Tutta la cinematografia Disney.
Ma anche Jurassic Park. E Star Wars. ESchindler’s List. E tonnellate di altri grandi film e telefilm e cartoni, come I Griffin. Questo è l’impero dei De Leonardis, una delle grandi dinastie dell’industria italiana del doppiaggio. L’opera del capostipiteRoberto è stata egregiamente continuata dal figlio, Roy, e probabilmente sarà proseguita dal figlio di questi.

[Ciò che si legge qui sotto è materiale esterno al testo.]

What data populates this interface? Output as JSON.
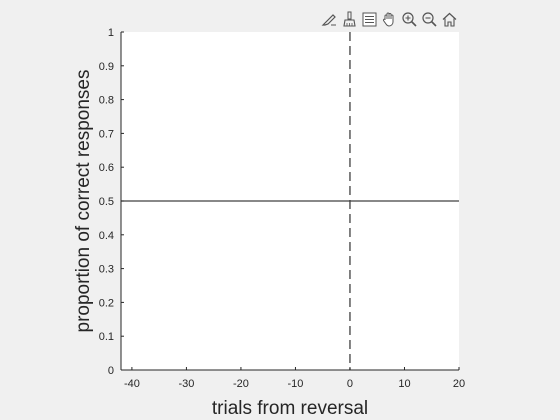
{
  "toolbar": {
    "icons": [
      "brush-edit-icon",
      "data-cursor-icon",
      "legend-icon",
      "pan-hand-icon",
      "zoom-in-icon",
      "zoom-out-icon",
      "home-icon"
    ]
  },
  "colors": {
    "figure_bg": "#f0f0f0",
    "axes_bg": "#ffffff",
    "axis_line": "#262626",
    "chance_line": "#404040",
    "reversal_line": "#404040"
  },
  "chart_data": {
    "type": "line",
    "title": "",
    "xlabel": "trials from reversal",
    "ylabel": "proportion of correct responses",
    "xlim": [
      -42,
      20
    ],
    "ylim": [
      0,
      1
    ],
    "xticks": [
      -40,
      -30,
      -20,
      -10,
      0,
      10,
      20
    ],
    "xtick_labels": [
      "-40",
      "-30",
      "-20",
      "-10",
      "0",
      "10",
      "20"
    ],
    "yticks": [
      0,
      0.1,
      0.2,
      0.3,
      0.4,
      0.5,
      0.6,
      0.7,
      0.8,
      0.9,
      1
    ],
    "ytick_labels": [
      "0",
      "0.1",
      "0.2",
      "0.3",
      "0.4",
      "0.5",
      "0.6",
      "0.7",
      "0.8",
      "0.9",
      "1"
    ],
    "grid": false,
    "reference_lines": [
      {
        "orientation": "horizontal",
        "value": 0.5,
        "style": "solid"
      },
      {
        "orientation": "vertical",
        "value": 0,
        "style": "dashed"
      }
    ],
    "series": []
  }
}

Ho avuto la fortuna di conoscere mr. Roy  De Leonardis come studente della scuola di scrittura per il cinema e la televisione della Luiss. A distanza di alcuni anni da quell’esperienza, mi sono ritagliato la possibilità di rivederlo per quest’intervista nel suo studio in via della Scrofa Roma. Ho trovato quella stessa persona bonaria, serena, piacevole, entusiasta, giocosa e gioiosa che mi ricordavo.  Dopo essermi lasciato sfuggire l’occasione di farlo partecipare ad un progetto di documentario, non volevo perdere almeno la possibilità di aggiungerlo nella galleria di ritratti per Notizie nazionali. Ecco perché, contrariamente alle mie abitudini, ho cercato di spaccare il minuto all’appuntamento per le 17.00 di giovedì 28 giugno 2018. Accolto dalle sue gentili segretarie, superata la muraglia sorniona del suo placido cagnone, ho potuto stringere finalmente la mano al mio caro ex docente (quella non occupata dal sigaro). Nel suo studio, genuinamente esposto ai rumori del traffico capitolino (e la cosa si nota chiaramente nel video caricato per YouTube), ho notato la collezione completa dei volumi di Tex. Mi sarebbe piaciuto scorgere anche qualcosa di relativo all’altra sua grande passione, il golf, ma non ci sono riuscito.  Così come, poco prima di varcare la soglia della Roy Film, avrei voluto riconoscere quel motorino con cui lo vidi, una volta, arrivare ai villini di via Nomentana (uno dei primi ricordi che ho di lui). Ma niente anche su questo fronte, pazienza. Quanto al doppiaggio, vocazione di una vita, non c’erano dubbi: non mi occorreva vedere cimeli e memorabilia sparsi per la stanza; piuttosto mi interessavano quelli che Roy custodisce nel cuore.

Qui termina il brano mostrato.